I needed a break after a tough day at work, and since Beerfest is on Saturday, I decided I should see Signs
today. I liked it, let's say 3/4ths of the time, but...What I really liked, is that Shyamalan proves, along with other recent horror and suspense films like The Blair Witch Project
, The Others
, and The Devil's Backbone
that patience and preserverance pays off, along with expert blocking, framing, music, and sound design. That, and a judicious use of shock effects, is much more effective than any amount of elaborate SFX, gore, or non-stop (and mind-numbing) shocks; the damn thing had me at the edge of my seat for most of the running time, and I even jumped at the "cheapo" (but oh so effective) stingers, especially the dog barking or the alien attack through the coal chute. And I can see comparisons with The Birds
, since the attack upon the isolated farm house is accomplished almost soley through sound effects. But what I was really impressed with was the movie's sense of humor, for the most part, Shyamalan takes his movie somewhat less seriously than his previous efforts, to a great effect. I really liked how the sense of humor developed out of the characterization and the absurdity of the situation, and I especially like the evolution of Joaquin Phoenix's character, from his early bravado (his pep talk to his older, ex-minister brother, about how to scare the shit out of some prowlers was funny, as was his nerd speech), to mild panic, to outright loopy (it's priceless when Gibson returns home to find his children on the couch, along with his former disbelieving brother, wearing those stupid tinfoil hats, or how Phoenix becomes glued to the TV. And again, I really like the scene where Gibson gives confession to the pharmacy clerk, looking distinctly uncomfortable as they discuss whether "douche bag" counts as a curse (Shyamalan even uses his blocking to create a sight gag, when the old man peaks out from behind the taller, Gibson), and then when he goes to the pizza parlor, and admonishes his brother and his children never to be alone with her, it was funny, because you can just picture ministers and such telling that to their kids. Though at times, I couldn't be certain whether Shyamalan was lapsing into some sort of self-parody, given the odd way some of the townspeople act, especially the Army recruiter and the bookstore couple. I just couldn't tell if that was intentional or just bad acting.

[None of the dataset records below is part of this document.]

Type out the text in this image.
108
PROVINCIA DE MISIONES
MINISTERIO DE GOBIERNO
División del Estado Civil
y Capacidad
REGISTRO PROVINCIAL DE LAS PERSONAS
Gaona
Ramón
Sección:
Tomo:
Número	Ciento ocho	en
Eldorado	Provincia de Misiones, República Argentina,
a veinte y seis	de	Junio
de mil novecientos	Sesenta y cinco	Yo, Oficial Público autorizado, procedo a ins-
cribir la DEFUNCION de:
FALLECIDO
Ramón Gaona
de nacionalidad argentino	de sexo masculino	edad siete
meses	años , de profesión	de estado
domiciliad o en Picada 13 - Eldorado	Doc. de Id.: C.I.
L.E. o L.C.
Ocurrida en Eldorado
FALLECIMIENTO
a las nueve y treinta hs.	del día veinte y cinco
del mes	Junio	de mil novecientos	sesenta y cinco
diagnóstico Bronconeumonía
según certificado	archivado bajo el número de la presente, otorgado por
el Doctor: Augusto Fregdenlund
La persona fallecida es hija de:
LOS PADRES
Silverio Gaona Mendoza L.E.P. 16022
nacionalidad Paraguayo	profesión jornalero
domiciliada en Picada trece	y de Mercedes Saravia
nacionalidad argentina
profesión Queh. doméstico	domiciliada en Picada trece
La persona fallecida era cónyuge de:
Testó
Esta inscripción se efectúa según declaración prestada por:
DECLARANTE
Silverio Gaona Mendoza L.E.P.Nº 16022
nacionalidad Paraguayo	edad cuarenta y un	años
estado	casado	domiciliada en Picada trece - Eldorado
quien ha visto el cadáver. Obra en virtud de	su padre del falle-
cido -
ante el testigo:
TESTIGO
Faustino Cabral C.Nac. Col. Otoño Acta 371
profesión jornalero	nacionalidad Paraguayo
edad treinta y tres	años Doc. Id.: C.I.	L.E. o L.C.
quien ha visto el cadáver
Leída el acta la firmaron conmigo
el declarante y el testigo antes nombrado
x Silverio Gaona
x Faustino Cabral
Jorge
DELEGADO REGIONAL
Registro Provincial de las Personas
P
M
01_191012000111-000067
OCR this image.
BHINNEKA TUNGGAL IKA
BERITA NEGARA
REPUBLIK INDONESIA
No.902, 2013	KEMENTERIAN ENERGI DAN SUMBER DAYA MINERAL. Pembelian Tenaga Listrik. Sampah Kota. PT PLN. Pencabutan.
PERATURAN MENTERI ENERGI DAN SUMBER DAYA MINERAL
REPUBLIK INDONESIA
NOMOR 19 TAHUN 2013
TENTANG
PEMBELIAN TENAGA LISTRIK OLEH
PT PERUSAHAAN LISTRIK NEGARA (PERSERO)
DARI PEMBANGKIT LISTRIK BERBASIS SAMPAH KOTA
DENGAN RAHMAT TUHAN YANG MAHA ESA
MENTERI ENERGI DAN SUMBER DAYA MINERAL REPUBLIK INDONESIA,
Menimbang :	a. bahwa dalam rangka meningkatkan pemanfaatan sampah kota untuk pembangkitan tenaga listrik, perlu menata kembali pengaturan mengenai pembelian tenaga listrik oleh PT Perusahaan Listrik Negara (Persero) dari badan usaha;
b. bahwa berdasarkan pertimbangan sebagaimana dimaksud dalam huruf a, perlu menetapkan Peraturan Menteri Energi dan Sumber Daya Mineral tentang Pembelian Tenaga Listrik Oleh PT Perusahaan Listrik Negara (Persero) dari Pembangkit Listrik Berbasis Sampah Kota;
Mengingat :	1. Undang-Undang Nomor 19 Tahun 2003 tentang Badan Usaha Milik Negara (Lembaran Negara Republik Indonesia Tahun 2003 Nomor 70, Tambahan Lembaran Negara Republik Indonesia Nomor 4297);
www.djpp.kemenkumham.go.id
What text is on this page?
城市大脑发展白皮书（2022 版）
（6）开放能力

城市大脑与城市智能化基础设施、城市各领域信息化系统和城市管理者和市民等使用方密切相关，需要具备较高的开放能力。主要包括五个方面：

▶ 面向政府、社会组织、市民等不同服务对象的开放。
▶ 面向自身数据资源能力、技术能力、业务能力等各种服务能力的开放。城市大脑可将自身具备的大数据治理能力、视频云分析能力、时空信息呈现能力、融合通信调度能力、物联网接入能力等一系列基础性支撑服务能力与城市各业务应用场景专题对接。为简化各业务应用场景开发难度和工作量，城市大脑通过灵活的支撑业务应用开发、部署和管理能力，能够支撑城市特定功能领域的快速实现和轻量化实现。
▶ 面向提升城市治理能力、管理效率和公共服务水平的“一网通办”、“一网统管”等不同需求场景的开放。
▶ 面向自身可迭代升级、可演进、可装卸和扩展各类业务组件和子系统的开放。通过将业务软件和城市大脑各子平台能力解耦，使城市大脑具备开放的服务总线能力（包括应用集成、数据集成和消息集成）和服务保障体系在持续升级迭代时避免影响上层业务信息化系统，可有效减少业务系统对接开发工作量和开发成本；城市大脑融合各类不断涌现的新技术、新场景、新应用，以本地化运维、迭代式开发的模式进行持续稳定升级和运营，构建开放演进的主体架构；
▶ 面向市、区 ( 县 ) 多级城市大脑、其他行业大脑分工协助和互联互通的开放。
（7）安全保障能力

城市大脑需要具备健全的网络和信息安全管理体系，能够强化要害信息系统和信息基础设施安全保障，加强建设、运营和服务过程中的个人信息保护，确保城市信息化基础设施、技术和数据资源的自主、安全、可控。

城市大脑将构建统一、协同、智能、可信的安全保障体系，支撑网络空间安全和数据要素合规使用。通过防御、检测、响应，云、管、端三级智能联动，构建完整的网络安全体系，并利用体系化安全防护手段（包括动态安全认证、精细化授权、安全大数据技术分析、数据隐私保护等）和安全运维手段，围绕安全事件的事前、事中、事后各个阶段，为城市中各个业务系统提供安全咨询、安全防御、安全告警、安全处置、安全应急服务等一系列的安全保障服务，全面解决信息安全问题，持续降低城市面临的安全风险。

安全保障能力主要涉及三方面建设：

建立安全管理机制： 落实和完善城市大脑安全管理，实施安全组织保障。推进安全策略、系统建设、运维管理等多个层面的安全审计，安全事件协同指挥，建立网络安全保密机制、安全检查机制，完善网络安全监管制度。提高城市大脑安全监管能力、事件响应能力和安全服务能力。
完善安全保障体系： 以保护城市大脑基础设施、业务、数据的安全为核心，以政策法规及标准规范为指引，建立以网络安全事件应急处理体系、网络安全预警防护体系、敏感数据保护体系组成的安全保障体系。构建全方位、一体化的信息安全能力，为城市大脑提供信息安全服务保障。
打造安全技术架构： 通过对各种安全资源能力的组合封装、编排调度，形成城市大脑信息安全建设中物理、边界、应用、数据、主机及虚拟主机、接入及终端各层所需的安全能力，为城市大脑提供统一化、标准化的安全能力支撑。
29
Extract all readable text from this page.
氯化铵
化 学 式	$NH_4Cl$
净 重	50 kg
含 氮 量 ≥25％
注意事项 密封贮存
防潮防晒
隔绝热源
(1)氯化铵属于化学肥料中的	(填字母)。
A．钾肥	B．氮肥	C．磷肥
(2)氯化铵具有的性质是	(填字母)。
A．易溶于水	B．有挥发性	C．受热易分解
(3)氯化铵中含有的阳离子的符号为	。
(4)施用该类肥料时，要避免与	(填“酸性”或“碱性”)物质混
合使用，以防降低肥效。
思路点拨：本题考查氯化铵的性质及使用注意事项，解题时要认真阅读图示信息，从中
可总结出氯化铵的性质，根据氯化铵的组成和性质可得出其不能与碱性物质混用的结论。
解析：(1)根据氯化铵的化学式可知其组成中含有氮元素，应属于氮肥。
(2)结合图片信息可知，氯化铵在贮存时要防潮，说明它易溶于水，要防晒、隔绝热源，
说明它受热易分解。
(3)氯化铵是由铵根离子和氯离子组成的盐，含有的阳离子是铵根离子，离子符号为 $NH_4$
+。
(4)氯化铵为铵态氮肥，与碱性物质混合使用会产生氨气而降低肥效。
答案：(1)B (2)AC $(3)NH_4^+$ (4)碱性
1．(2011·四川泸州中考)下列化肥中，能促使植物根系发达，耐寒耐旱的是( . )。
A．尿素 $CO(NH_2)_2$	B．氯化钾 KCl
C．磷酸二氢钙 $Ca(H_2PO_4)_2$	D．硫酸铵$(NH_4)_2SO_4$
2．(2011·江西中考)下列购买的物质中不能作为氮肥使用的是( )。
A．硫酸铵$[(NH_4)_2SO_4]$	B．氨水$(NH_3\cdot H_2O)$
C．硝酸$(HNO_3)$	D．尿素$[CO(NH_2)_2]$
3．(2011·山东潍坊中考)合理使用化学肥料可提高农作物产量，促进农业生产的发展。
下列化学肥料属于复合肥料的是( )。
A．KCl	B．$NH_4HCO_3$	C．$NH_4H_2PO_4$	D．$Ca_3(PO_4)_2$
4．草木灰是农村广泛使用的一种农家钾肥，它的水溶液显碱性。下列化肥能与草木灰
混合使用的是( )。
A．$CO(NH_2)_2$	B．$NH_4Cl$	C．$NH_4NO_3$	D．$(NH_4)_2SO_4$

Here's the thing, while I could appreciate the film's message about faith and hope, I just didn't like the way it played out. It seemed so contrived, and I know it was supposed to kind of look that way, that a transcendent force was looking out for us, with a grand plan, and that any insignifcant fact could be woven into a larger purpose, but it seemed, so, well arbitrary (as well as uncomfortably deterministic). I mean, I think I would have preferred Gibson regaining his faith as a result of his ordeal, to actually find strength in the faith of a higher power with a plan, rather than proof of a higher power (a key point would have been when they were all eating dinner and he grabs his kids, and then his brother, in a funny, and touching scene). I think I would have found that more satisfying, but perhaps, it is because I am the type of person who sees only coincidences. Oh yeah, that, and while the final showdown with an alien straggler was pretty cool, especially since that was most puppet work as opposed to CGI, the whole water thing was way cheesy.